Baseline Method Exploration (R3) We appreciate the reviewer’s suggestion to include other techniques such as VAE or GAN-based models. However, we focused on recent methods that claim strong performance and general applicability as baselines. These include nnU-Net, which remains the dominant segmentation algorithm as evidenced by recent MICCAI benchmarks and [1], as well as six additional methods representing the current state-of-the-art in scribble supervision. [1] Isensee, et al. “nnu-net revisited: A call for rigorous validation in 3d medical image segmentation”
Other Comments (R1, R2, R3) (R1) We agree that the specifications for generating our automated scribbles are highly relevant and will publish the specifications as documentation with our code repository. Further, we fixed the Figure 1 reference and the Figure 2 issue and softened overly assertive phrasing. (R2) We sincerely apologize for not publishing the code during the submission phase. We intended to publish a well-documented and polished version of our code after acceptance, requiring additional effort. (R3) Public datasets have become increasingly large and diverse over recent years and are frequently used for new benchmarks with adapted task formulations. Leveraging publicly available datasets that have been rigorously vetted by the community ensures a high-quality standard for the benchmark.
Meta-Review
Meta-review #1
- Your recommendation
Invite for Rebuttal
- If your recommendation is “Provisional Reject”, then summarize the factors that went into this decision. In case you deviate from the reviewers’ recommendations, explain in detail the reasons why. You do not need to provide a justification for a recommendation of “Provisional Accept” or “Invite for Rebuttal”.

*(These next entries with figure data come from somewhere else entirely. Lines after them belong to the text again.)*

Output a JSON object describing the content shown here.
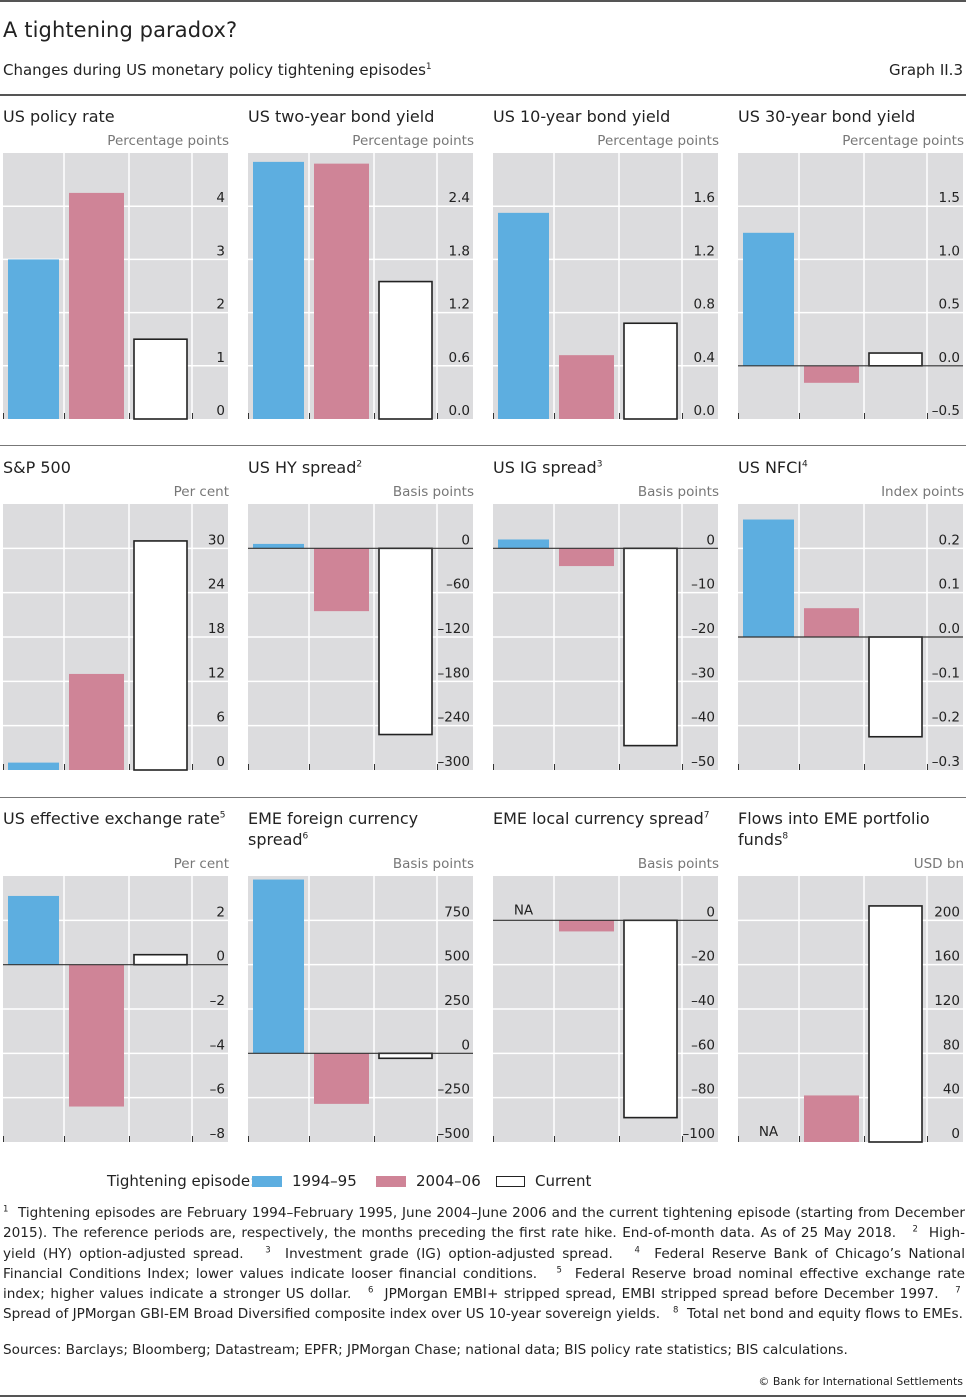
{
  "header": {
    "title": "A tightening paradox?",
    "subtitle": "Changes during US monetary policy tightening episodes",
    "subtitle_footnote": "1",
    "graph_number": "Graph II.3"
  },
  "colors": {
    "s1994": "#5daee0",
    "s2004": "#cf8497",
    "current_fill": "#ffffff",
    "current_stroke": "#222222",
    "plot_bg": "#dcdcde",
    "grid": "#ffffff",
    "zero_line": "#333333"
  },
  "legend": {
    "label": "Tightening episode:",
    "items": [
      {
        "name": "1994–95",
        "key": "s1994"
      },
      {
        "name": "2004–06",
        "key": "s2004"
      },
      {
        "name": "Current",
        "key": "current"
      }
    ]
  },
  "chart_data": [
    {
      "type": "bar",
      "title": "US policy rate",
      "footnote": "",
      "unit": "Percentage points",
      "categories": [
        "1994–95",
        "2004–06",
        "Current"
      ],
      "values": [
        3.0,
        4.25,
        1.5
      ],
      "ylim": [
        0,
        5
      ],
      "ticks": [
        0,
        1,
        2,
        3,
        4
      ],
      "tick_labels": [
        "0",
        "1",
        "2",
        "3",
        "4"
      ],
      "na": []
    },
    {
      "type": "bar",
      "title": "US two-year bond yield",
      "footnote": "",
      "unit": "Percentage points",
      "categories": [
        "1994–95",
        "2004–06",
        "Current"
      ],
      "values": [
        2.9,
        2.88,
        1.55
      ],
      "ylim": [
        0,
        3.0
      ],
      "ticks": [
        0,
        0.6,
        1.2,
        1.8,
        2.4
      ],
      "tick_labels": [
        "0.0",
        "0.6",
        "1.2",
        "1.8",
        "2.4"
      ],
      "na": []
    },
    {
      "type": "bar",
      "title": "US 10-year bond yield",
      "footnote": "",
      "unit": "Percentage points",
      "categories": [
        "1994–95",
        "2004–06",
        "Current"
      ],
      "values": [
        1.55,
        0.48,
        0.72
      ],
      "ylim": [
        0,
        2.0
      ],
      "ticks": [
        0,
        0.4,
        0.8,
        1.2,
        1.6
      ],
      "tick_labels": [
        "0.0",
        "0.4",
        "0.8",
        "1.2",
        "1.6"
      ],
      "na": []
    },
    {
      "type": "bar",
      "title": "US 30-year bond yield",
      "footnote": "",
      "unit": "Percentage points",
      "categories": [
        "1994–95",
        "2004–06",
        "Current"
      ],
      "values": [
        1.25,
        -0.16,
        0.12
      ],
      "ylim": [
        -0.5,
        2.0
      ],
      "ticks": [
        -0.5,
        0,
        0.5,
        1.0,
        1.5
      ],
      "tick_labels": [
        "–0.5",
        "0.0",
        "0.5",
        "1.0",
        "1.5"
      ],
      "na": []
    },
    {
      "type": "bar",
      "title": "S&P 500",
      "footnote": "",
      "unit": "Per cent",
      "categories": [
        "1994–95",
        "2004–06",
        "Current"
      ],
      "values": [
        1.0,
        13.0,
        31.0
      ],
      "ylim": [
        0,
        36
      ],
      "ticks": [
        0,
        6,
        12,
        18,
        24,
        30
      ],
      "tick_labels": [
        "0",
        "6",
        "12",
        "18",
        "24",
        "30"
      ],
      "na": []
    },
    {
      "type": "bar",
      "title": "US HY spread",
      "footnote": "2",
      "unit": "Basis points",
      "categories": [
        "1994–95",
        "2004–06",
        "Current"
      ],
      "values": [
        6,
        -85,
        -252
      ],
      "ylim": [
        -300,
        60
      ],
      "ticks": [
        -300,
        -240,
        -180,
        -120,
        -60,
        0
      ],
      "tick_labels": [
        "–300",
        "–240",
        "–180",
        "–120",
        "–60",
        "0"
      ],
      "na": []
    },
    {
      "type": "bar",
      "title": "US IG spread",
      "footnote": "3",
      "unit": "Basis points",
      "categories": [
        "1994–95",
        "2004–06",
        "Current"
      ],
      "values": [
        2,
        -4,
        -44.5
      ],
      "ylim": [
        -50,
        10
      ],
      "ticks": [
        -50,
        -40,
        -30,
        -20,
        -10,
        0
      ],
      "tick_labels": [
        "–50",
        "–40",
        "–30",
        "–20",
        "–10",
        "0"
      ],
      "na": []
    },
    {
      "type": "bar",
      "title": "US NFCI",
      "footnote": "4",
      "unit": "Index points",
      "categories": [
        "1994–95",
        "2004–06",
        "Current"
      ],
      "values": [
        0.265,
        0.065,
        -0.225
      ],
      "ylim": [
        -0.3,
        0.3
      ],
      "ticks": [
        -0.3,
        -0.2,
        -0.1,
        0,
        0.1,
        0.2
      ],
      "tick_labels": [
        "–0.3",
        "–0.2",
        "–0.1",
        "0.0",
        "0.1",
        "0.2"
      ],
      "na": []
    },
    {
      "type": "bar",
      "title": "US effective exchange rate",
      "footnote": "5",
      "unit": "Per cent",
      "categories": [
        "1994–95",
        "2004–06",
        "Current"
      ],
      "values": [
        3.1,
        -6.4,
        0.45
      ],
      "ylim": [
        -8,
        4
      ],
      "ticks": [
        -8,
        -6,
        -4,
        -2,
        0,
        2
      ],
      "tick_labels": [
        "–8",
        "–6",
        "–4",
        "–2",
        "0",
        "2"
      ],
      "na": []
    },
    {
      "type": "bar",
      "title": "EME foreign currency spread",
      "footnote": "6",
      "unit": "Basis points",
      "categories": [
        "1994–95",
        "2004–06",
        "Current"
      ],
      "values": [
        980,
        -285,
        -28
      ],
      "ylim": [
        -500,
        1000
      ],
      "ticks": [
        -500,
        -250,
        0,
        250,
        500,
        750
      ],
      "tick_labels": [
        "–500",
        "–250",
        "0",
        "250",
        "500",
        "750"
      ],
      "na": []
    },
    {
      "type": "bar",
      "title": "EME local currency spread",
      "footnote": "7",
      "unit": "Basis points",
      "categories": [
        "1994–95",
        "2004–06",
        "Current"
      ],
      "values": [
        null,
        -5,
        -89
      ],
      "ylim": [
        -100,
        20
      ],
      "ticks": [
        -100,
        -80,
        -60,
        -40,
        -20,
        0
      ],
      "tick_labels": [
        "–100",
        "–80",
        "–60",
        "–40",
        "–20",
        "0"
      ],
      "na": [
        "NA"
      ]
    },
    {
      "type": "bar",
      "title": "Flows into EME portfolio funds",
      "footnote": "8",
      "unit": "USD bn",
      "categories": [
        "1994–95",
        "2004–06",
        "Current"
      ],
      "values": [
        null,
        42,
        213
      ],
      "ylim": [
        0,
        240
      ],
      "ticks": [
        0,
        40,
        80,
        120,
        160,
        200
      ],
      "tick_labels": [
        "0",
        "40",
        "80",
        "120",
        "160",
        "200"
      ],
      "na": [
        "NA"
      ]
    }
  ],
  "footnotes": [
    {
      "n": "1",
      "text": "Tightening episodes are February 1994–February 1995, June 2004–June 2006 and the current tightening episode (starting from December 2015). The reference periods are, respectively, the months preceding the first rate hike. End-of-month data. As of 25 May 2018."
    },
    {
      "n": "2",
      "text": "High-yield (HY) option-adjusted spread."
    },
    {
      "n": "3",
      "text": "Investment grade (IG) option-adjusted spread."
    },
    {
      "n": "4",
      "text": "Federal Reserve Bank of Chicago’s National Financial Conditions Index; lower values indicate looser financial conditions."
    },
    {
      "n": "5",
      "text": "Federal Reserve broad nominal effective exchange rate index; higher values indicate a stronger US dollar."
    },
    {
      "n": "6",
      "text": "JPMorgan EMBI+ stripped spread, EMBI stripped spread before December 1997."
    },
    {
      "n": "7",
      "text": "Spread of JPMorgan GBI-EM Broad Diversified composite index over US 10-year sovereign yields."
    },
    {
      "n": "8",
      "text": "Total net bond and equity flows to EMEs."
    }
  ],
  "sources": "Sources: Barclays; Bloomberg; Datastream; EPFR; JPMorgan Chase; national data; BIS policy rate statistics; BIS calculations.",
  "copyright": "© Bank for International Settlements"
}
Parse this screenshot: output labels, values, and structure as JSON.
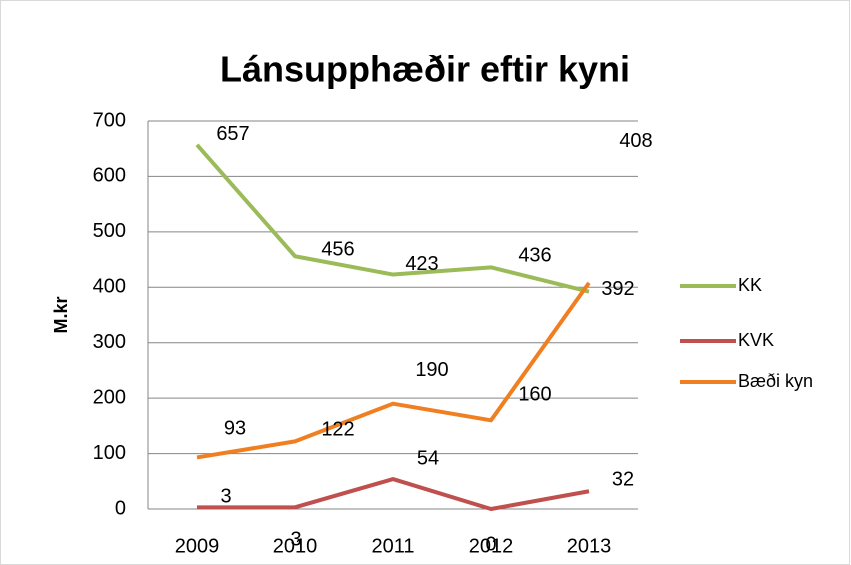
{
  "chart_data": {
    "type": "line",
    "title": "Lánsupphæðir eftir kyni",
    "y_label": "M.kr",
    "categories": [
      "2009",
      "2010",
      "2011",
      "2012",
      "2013"
    ],
    "series": [
      {
        "name": "KK",
        "color": "#9bbb59",
        "values": [
          657,
          456,
          423,
          436,
          392
        ]
      },
      {
        "name": "KVK",
        "color": "#c0504d",
        "values": [
          3,
          3,
          54,
          0,
          32
        ]
      },
      {
        "name": "Bæði kyn",
        "color": "#f07f22",
        "values": [
          93,
          122,
          190,
          160,
          408
        ]
      }
    ],
    "ylim": [
      0,
      700
    ],
    "yticks": [
      0,
      100,
      200,
      300,
      400,
      500,
      600,
      700
    ],
    "grid": true,
    "legend": "right"
  }
}
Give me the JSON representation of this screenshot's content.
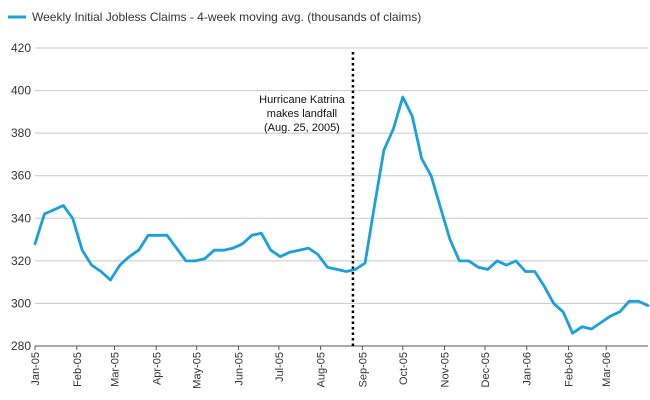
{
  "chart_data": {
    "type": "line",
    "legend": {
      "placement": "top-left",
      "label": "Weekly Initial Jobless Claims - 4-week moving avg. (thousands of claims)"
    },
    "series": [
      {
        "name": "Weekly Initial Jobless Claims - 4-week moving avg. (thousands of claims)",
        "color": "#1aa0dc",
        "x": [
          "2005-01-01",
          "2005-01-08",
          "2005-01-15",
          "2005-01-22",
          "2005-01-29",
          "2005-02-05",
          "2005-02-12",
          "2005-02-19",
          "2005-02-26",
          "2005-03-05",
          "2005-03-12",
          "2005-03-19",
          "2005-03-26",
          "2005-04-02",
          "2005-04-09",
          "2005-04-16",
          "2005-04-23",
          "2005-04-30",
          "2005-05-07",
          "2005-05-14",
          "2005-05-21",
          "2005-05-28",
          "2005-06-04",
          "2005-06-11",
          "2005-06-18",
          "2005-06-25",
          "2005-07-02",
          "2005-07-09",
          "2005-07-16",
          "2005-07-23",
          "2005-07-30",
          "2005-08-06",
          "2005-08-13",
          "2005-08-20",
          "2005-08-27",
          "2005-09-03",
          "2005-09-10",
          "2005-09-17",
          "2005-09-24",
          "2005-10-01",
          "2005-10-08",
          "2005-10-15",
          "2005-10-22",
          "2005-10-29",
          "2005-11-05",
          "2005-11-12",
          "2005-11-19",
          "2005-11-26",
          "2005-12-03",
          "2005-12-10",
          "2005-12-17",
          "2005-12-24",
          "2005-12-31",
          "2006-01-07",
          "2006-01-14",
          "2006-01-21",
          "2006-01-28",
          "2006-02-04",
          "2006-02-11",
          "2006-02-18",
          "2006-02-25",
          "2006-03-04",
          "2006-03-11",
          "2006-03-18",
          "2006-03-25",
          "2006-04-01"
        ],
        "values": [
          328,
          342,
          344,
          346,
          340,
          325,
          318,
          315,
          311,
          318,
          322,
          325,
          332,
          332,
          332,
          326,
          320,
          320,
          321,
          325,
          325,
          326,
          328,
          332,
          333,
          325,
          322,
          324,
          325,
          326,
          323,
          317,
          316,
          315,
          316,
          319,
          346,
          372,
          382,
          397,
          388,
          368,
          360,
          345,
          330,
          320,
          320,
          317,
          316,
          320,
          318,
          320,
          315,
          315,
          308,
          300,
          296,
          286,
          289,
          288,
          291,
          294,
          296,
          301,
          301,
          299
        ]
      }
    ],
    "y_ticks": [
      280,
      300,
      320,
      340,
      360,
      380,
      400,
      420
    ],
    "ylim": [
      280,
      420
    ],
    "x_ticks": [
      {
        "date": "2005-01-01",
        "label": "Jan-05"
      },
      {
        "date": "2005-02-01",
        "label": "Feb-05"
      },
      {
        "date": "2005-03-01",
        "label": "Mar-05"
      },
      {
        "date": "2005-04-01",
        "label": "Apr-05"
      },
      {
        "date": "2005-05-01",
        "label": "May-05"
      },
      {
        "date": "2005-06-01",
        "label": "Jun-05"
      },
      {
        "date": "2005-07-01",
        "label": "Jul-05"
      },
      {
        "date": "2005-08-01",
        "label": "Aug-05"
      },
      {
        "date": "2005-09-01",
        "label": "Sep-05"
      },
      {
        "date": "2005-10-01",
        "label": "Oct-05"
      },
      {
        "date": "2005-11-01",
        "label": "Nov-05"
      },
      {
        "date": "2005-12-01",
        "label": "Dec-05"
      },
      {
        "date": "2006-01-01",
        "label": "Jan-06"
      },
      {
        "date": "2006-02-01",
        "label": "Feb-06"
      },
      {
        "date": "2006-03-01",
        "label": "Mar-06"
      }
    ],
    "xlim": [
      "2005-01-01",
      "2006-04-01"
    ],
    "grid": true,
    "annotation": {
      "date": "2005-08-25",
      "lines": [
        "Hurricane Katrina",
        "makes landfall",
        "(Aug. 25, 2005)"
      ],
      "line_style": "dotted",
      "color": "#000000"
    }
  }
}
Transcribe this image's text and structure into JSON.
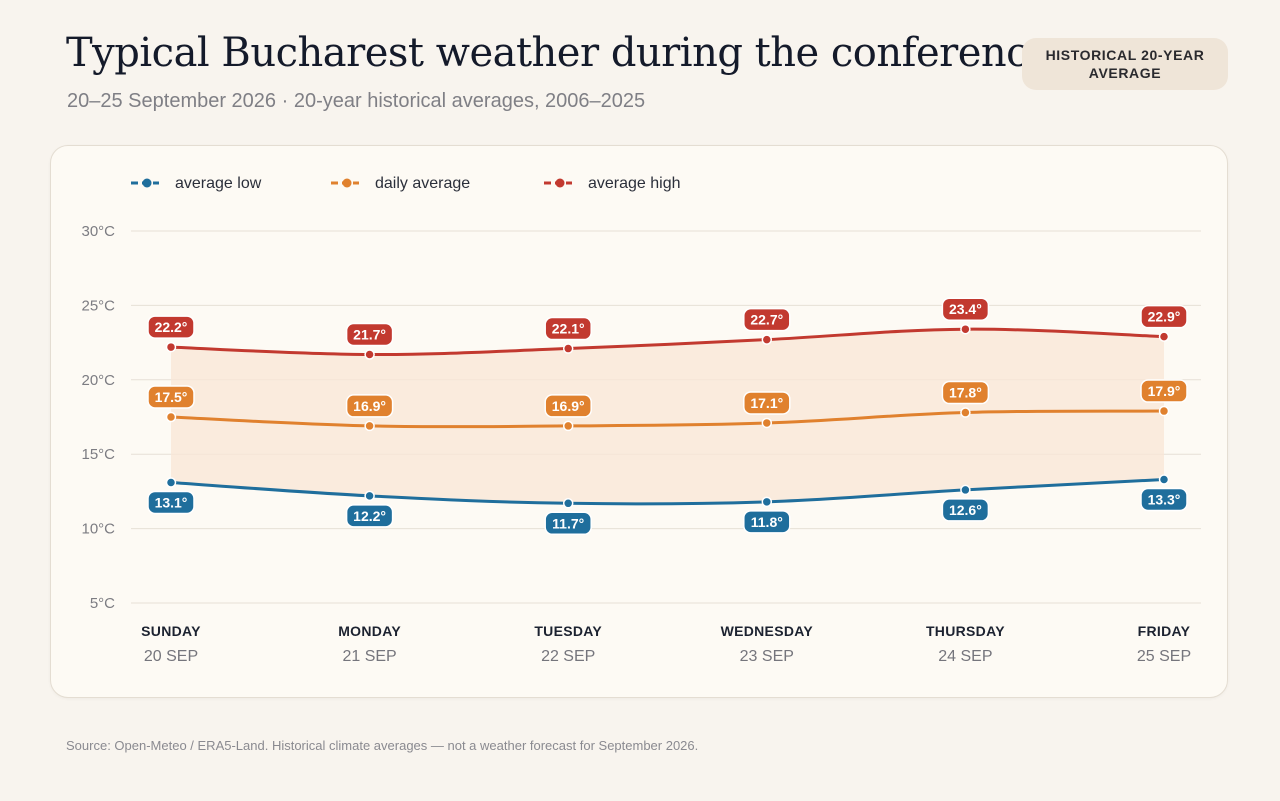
{
  "header": {
    "title": "Typical Bucharest weather during the conference",
    "subtitle": "20–25 September 2026 · 20-year historical averages, 2006–2025",
    "badge": "HISTORICAL 20-YEAR AVERAGE"
  },
  "footer": {
    "source": "Source: Open-Meteo / ERA5-Land. Historical climate averages — not a weather forecast for September 2026."
  },
  "chart_data": {
    "type": "line",
    "title": "Typical Bucharest weather during the conference",
    "subtitle": "20–25 September 2026 · 20-year historical averages, 2006–2025",
    "categories": [
      "SUNDAY",
      "MONDAY",
      "TUESDAY",
      "WEDNESDAY",
      "THURSDAY",
      "FRIDAY"
    ],
    "category_dates": [
      "20 SEP",
      "21 SEP",
      "22 SEP",
      "23 SEP",
      "24 SEP",
      "25 SEP"
    ],
    "y_ticks": [
      "30°C",
      "25°C",
      "20°C",
      "15°C",
      "10°C",
      "5°C"
    ],
    "ylim": [
      5,
      30
    ],
    "grid": true,
    "legend_position": "top-left",
    "band_between": [
      "average low",
      "average high"
    ],
    "series": [
      {
        "name": "average low",
        "color": "#1f6e9c",
        "values": [
          13.1,
          12.2,
          11.7,
          11.8,
          12.6,
          13.3
        ],
        "labels": [
          "13.1°",
          "12.2°",
          "11.7°",
          "11.8°",
          "12.6°",
          "13.3°"
        ],
        "label_position": "below"
      },
      {
        "name": "daily average",
        "color": "#e0812e",
        "values": [
          17.5,
          16.9,
          16.9,
          17.1,
          17.8,
          17.9
        ],
        "labels": [
          "17.5°",
          "16.9°",
          "16.9°",
          "17.1°",
          "17.8°",
          "17.9°"
        ],
        "label_position": "above"
      },
      {
        "name": "average high",
        "color": "#c2392f",
        "values": [
          22.2,
          21.7,
          22.1,
          22.7,
          23.4,
          22.9
        ],
        "labels": [
          "22.2°",
          "21.7°",
          "22.1°",
          "22.7°",
          "23.4°",
          "22.9°"
        ],
        "label_position": "above"
      }
    ],
    "band_color": "#f8e6d6"
  }
}
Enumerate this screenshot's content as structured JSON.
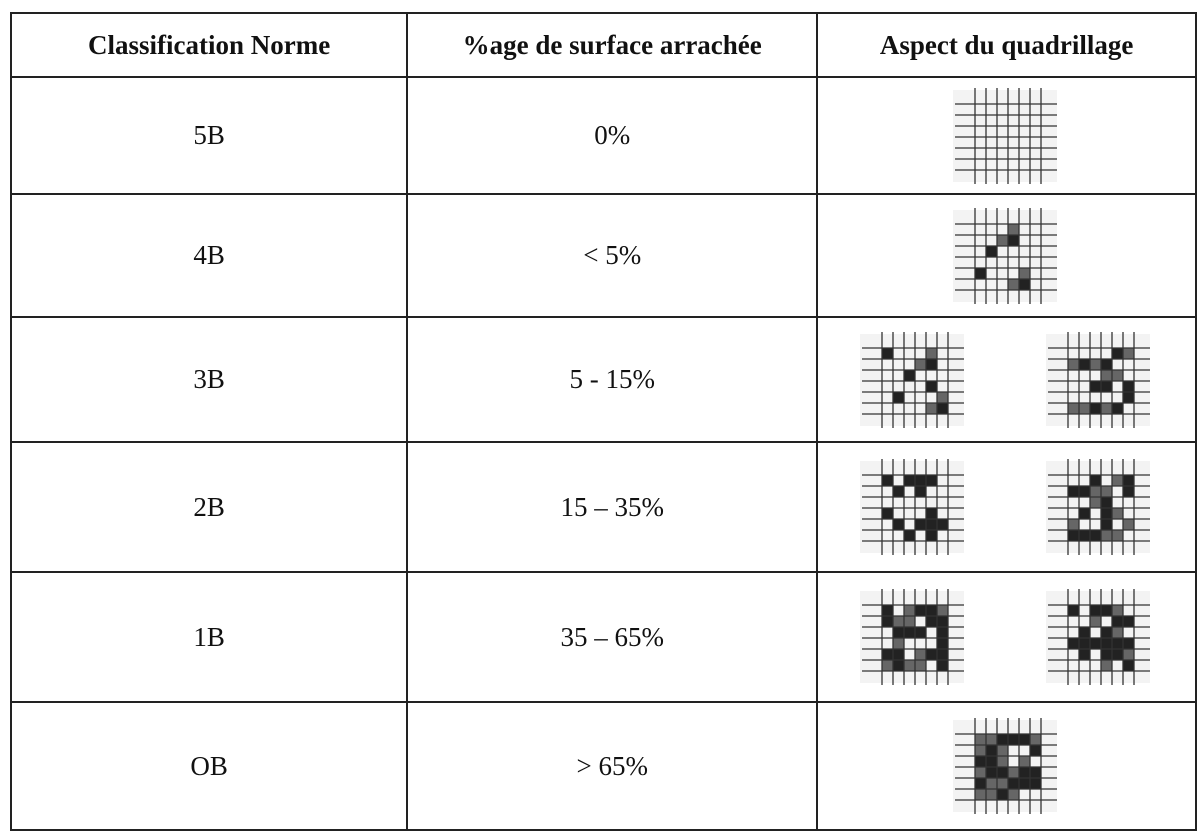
{
  "table": {
    "header": [
      "Classification Norme",
      "%age de surface arrachée",
      "Aspect du quadrillage"
    ],
    "rows": [
      [
        "5B",
        "0%"
      ],
      [
        "4B",
        "< 5%"
      ],
      [
        "3B",
        "5 - 15%"
      ],
      [
        "2B",
        "15 – 35%"
      ],
      [
        "1B",
        "35 – 65%"
      ],
      [
        "OB",
        "> 65%"
      ]
    ]
  }
}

Thought the reviewers pointed out the merit of setting up a benchmark for scribble-based segmentation, they have several concerns on this work. The authors are invited to clarify them in the rebuttal: 1) The problem of “domain-specific” is not specific to scribble-based learning. 2) lack of consideration for “specifications”; 3) several writing issues such as errors in the figure and unnecessarily ‘assertive’ descriptions; 4) lack of clarity on benchmarking or method contribution; 5) ignorance of previous benchmarks and alternative methods; 6) limited clinical application due to use of public datasets; 7) Lack of Quantitative Analysis of “Novelties”
- After you have reviewed the rebuttal and updated reviews, please provide your recommendation based on all reviews and the authors’ rebuttal.
Accept
- Please justify your recommendation. You may optionally write justifications for ‘accepts’, but are expected to write a justification for ‘rejects’
N/A
Meta-review #2
- After you have reviewed the rebuttal and updated reviews, please provide your recommendation based on all reviews and the authors’ rebuttal.
Accept
- Please justify your recommendation. You may optionally write justifications for ‘accepts’, but are expected to write a justification for ‘rejects’
N/A
Meta-review #3
- After you have reviewed the rebuttal and updated reviews, please provide your recommendation based on all reviews and the authors’ rebuttal.
Accept
- Please justify your recommendation. You may optionally write justifications for ‘accepts’, but are expected to write a justification for ‘rejects’
Despite initial reviews were mixed, the rebuttal provided by the authors has convinced reviewer 1, and now all reviewers agree on acceptance of this work. I thus recommend Accept, and strongly encourage the authors to consider in the final version several of the points raised during the review process, which may indeed improve the manuscript.